Over the past few years, the concept of income inequality has come up frequently in the news. I recently attended a conference in which this the topic of conversation.
Why Do We Care?
At the heart of this conversation is a basic question: why do we care about income inequality at all? In other words, is having a flatter income distribution in-and-of itself a social goal?
To some, the very fact that one person has more than another is repulsive. Being raised with the ethic of being rewarded with the just desserts of one’s labor, and knowing that people make different choices with different consequences, I cannot, in good conscience agree that one person owning more than another is inherently bad. Some people have preferences for leisure time, while others have preferences to work and spend more money in less time or to buy things rather than buy time. Having such preferences will then lead us to have differences in behavior and some outcomes. In addition, if there are no rewards for hard work, innovation, and advancement of the individual above the levels given to those for less work, society as a whole tends to take a downward turn. Some inequality is not only necessary, but is good.
To me, the central reason we care about income inequality is twofold:
1) We worry that inequality indicates losing people at the bottom to poverty and could have negative effects on social cohesion;
2) We worry that as the gap between rich and poor grows, the poor have fewer opportunities to advance.
These are legitimate concerns.
Other than the Gini coefficient, how is the US doing with the core reasons we care about income inequality? That depends on how you want to measure it.
Part 1: How We Measure “The Bottom”
For all intents and purposes, the poor in America feel stuck. Policy prescriptions such as raising the minimum wage and increases in Earned Income Tax Credits (EITC) have been proposed, but would likely not eliminate racial gaps in achievement. The minimum wage, in particular, is a blunt instrument that may have adverse employment effects if done too abruptly. Most social scientists agree that more fundamental changes are needed.
Education reform has always been on the docket. Given the political will and enough instruments like well-funded charter schools and community investment, the racial achievement gap can close, even in places with less than ideal family backgrounds. Closing such a gap can help alleviate the college graduation gap, the burden of student loans, and the psychological weight of debt and living paycheck to paycheck.
But other than the longstanding problems faced by the long-term poor is the question of who we actually consider poor.
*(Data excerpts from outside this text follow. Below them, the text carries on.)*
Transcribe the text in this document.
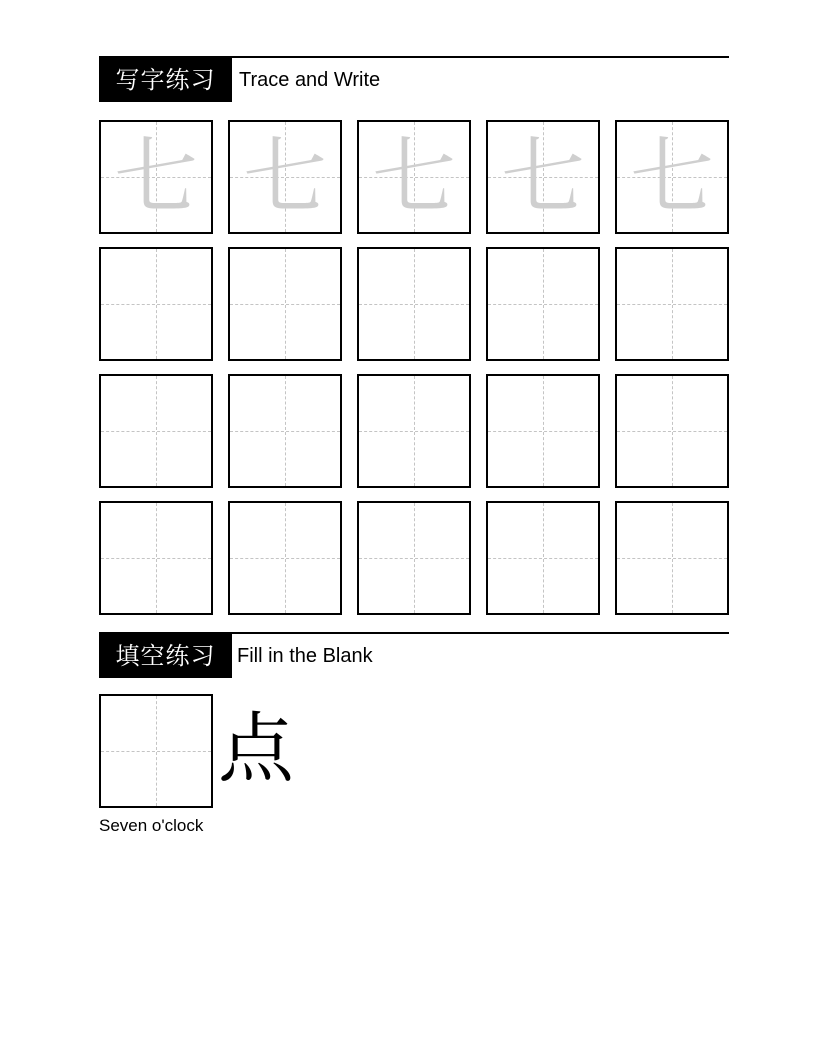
写字练习	Trace and Write
七 七 七 七 七
填空练习	Fill in the Blank
点
Seven o'clock
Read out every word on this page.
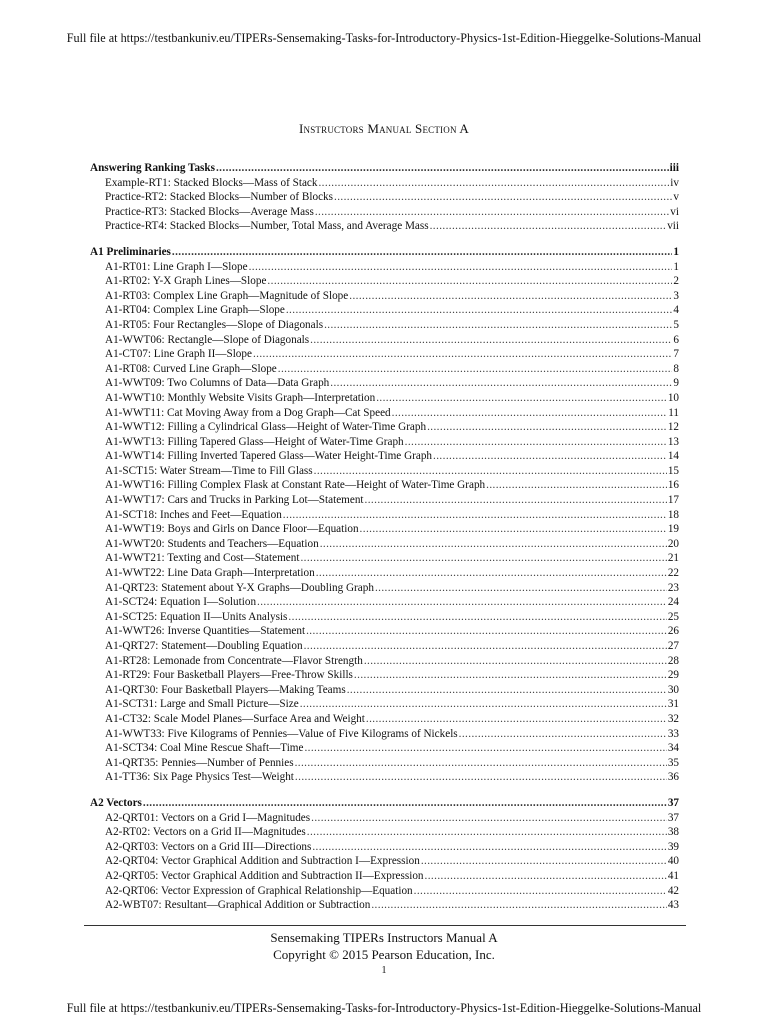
Full file at https://testbankuniv.eu/TIPERs-Sensemaking-Tasks-for-Introductory-Physics-1st-Edition-Hieggelke-Solutions-Manual
Instructors Manual Section A
Answering Ranking Tasks .....	iii
Example-RT1: Stacked Blocks—Mass of Stack .....	iv
Practice-RT2: Stacked Blocks—Number of Blocks .....	v
Practice-RT3: Stacked Blocks—Average Mass .....	vi
Practice-RT4: Stacked Blocks—Number, Total Mass, and Average Mass .....	vii
A1 Preliminaries .....	1
A1-RT01: Line Graph I—Slope .....	1
A1-RT02: Y-X Graph Lines—Slope .....	2
A1-RT03: Complex Line Graph—Magnitude of Slope .....	3
A1-RT04: Complex Line Graph—Slope .....	4
A1-RT05: Four Rectangles—Slope of Diagonals .....	5
A1-WWT06: Rectangle—Slope of Diagonals .....	6
A1-CT07: Line Graph II—Slope .....	7
A1-RT08: Curved Line Graph—Slope .....	8
A1-WWT09: Two Columns of Data—Data Graph .....	9
A1-WWT10: Monthly Website Visits Graph—Interpretation .....	10
A1-WWT11: Cat Moving Away from a Dog Graph—Cat Speed .....	11
A1-WWT12: Filling a Cylindrical Glass—Height of Water-Time Graph .....	12
A1-WWT13: Filling Tapered Glass—Height of Water-Time Graph .....	13
A1-WWT14: Filling Inverted Tapered Glass—Water Height-Time Graph .....	14
A1-SCT15: Water Stream—Time to Fill Glass .....	15
A1-WWT16: Filling Complex Flask at Constant Rate—Height of Water-Time Graph .....	16
A1-WWT17: Cars and Trucks in Parking Lot—Statement .....	17
A1-SCT18: Inches and Feet—Equation .....	18
A1-WWT19: Boys and Girls on Dance Floor—Equation .....	19
A1-WWT20: Students and Teachers—Equation .....	20
A1-WWT21: Texting and Cost—Statement .....	21
A1-WWT22: Line Data Graph—Interpretation .....	22
A1-QRT23: Statement about Y-X Graphs—Doubling Graph .....	23
A1-SCT24: Equation I—Solution .....	24
A1-SCT25: Equation II—Units Analysis .....	25
A1-WWT26: Inverse Quantities—Statement .....	26
A1-QRT27: Statement—Doubling Equation .....	27
A1-RT28: Lemonade from Concentrate—Flavor Strength .....	28
A1-RT29: Four Basketball Players—Free-Throw Skills .....	29
A1-QRT30: Four Basketball Players—Making Teams .....	30
A1-SCT31: Large and Small Picture—Size .....	31
A1-CT32: Scale Model Planes—Surface Area and Weight .....	32
A1-WWT33: Five Kilograms of Pennies—Value of Five Kilograms of Nickels .....	33
A1-SCT34: Coal Mine Rescue Shaft—Time .....	34
A1-QRT35: Pennies—Number of Pennies .....	35
A1-TT36: Six Page Physics Test—Weight .....	36
A2 Vectors .....	37
A2-QRT01: Vectors on a Grid I—Magnitudes .....	37
A2-RT02: Vectors on a Grid II—Magnitudes .....	38
A2-QRT03: Vectors on a Grid III—Directions .....	39
A2-QRT04: Vector Graphical Addition and Subtraction I—Expression .....	40
A2-QRT05: Vector Graphical Addition and Subtraction II—Expression .....	41
A2-QRT06: Vector Expression of Graphical Relationship—Equation .....	42
A2-WBT07: Resultant—Graphical Addition or Subtraction .....	43
Sensemaking TIPERs Instructors Manual A
Copyright © 2015 Pearson Education, Inc.
1
Full file at https://testbankuniv.eu/TIPERs-Sensemaking-Tasks-for-Introductory-Physics-1st-Edition-Hieggelke-Solutions-Manual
If we compare the incomes of recent college graduates to people in their mid-forties, you will obviously be left wondering how we abandoned all these young people. Incomes are low (or even $0 if they have internships) at the moment, but lifetime incomes may be high. Someone moving up from a low-skill job at a call center to a supervisory position may be making much more net of debt than someone with an undergraduate degree in theater or the history of Greco-Roman Fingerpainting. And someone on the cusp of retirement may be living on less than $12/hour at a part time job, but they have $500,000 in equity in a home they plan to sell.
Which one of these do we consider “poor?”
Then there is the question of how to account for income.
Most measures try to account for after-tax and after-transfer income (that is, how much do people have after getting EITC, Medicare, Medicaid, etc).
But consider this question: how much of a worker’s prospective paycheck pays for fringe benefits such as health insurance, with its increasing costs? If we included that measure, how would their overall income look? Employers paying upwards of 75% of health insurance premiums sums to thousands of dollars per year in unaccounted pay. Yet most measures do not include these as income for comparison.
How do we take into account volatility in income? 50% of Americans see changes of greater than 25% of their income year over year.
For which year are we accounting their status? Or do we choose the mean over their lifetime, or over a 5 year period?
The picture of the bottom part of the income distribution is complicated and should not be simplified to a soundbite or uncritical comparison to somewhere like Sweden, Finland, or Brazil. These issues may be hinted at by a measure of income inequality, but they certainly are not defined by or fixed with it.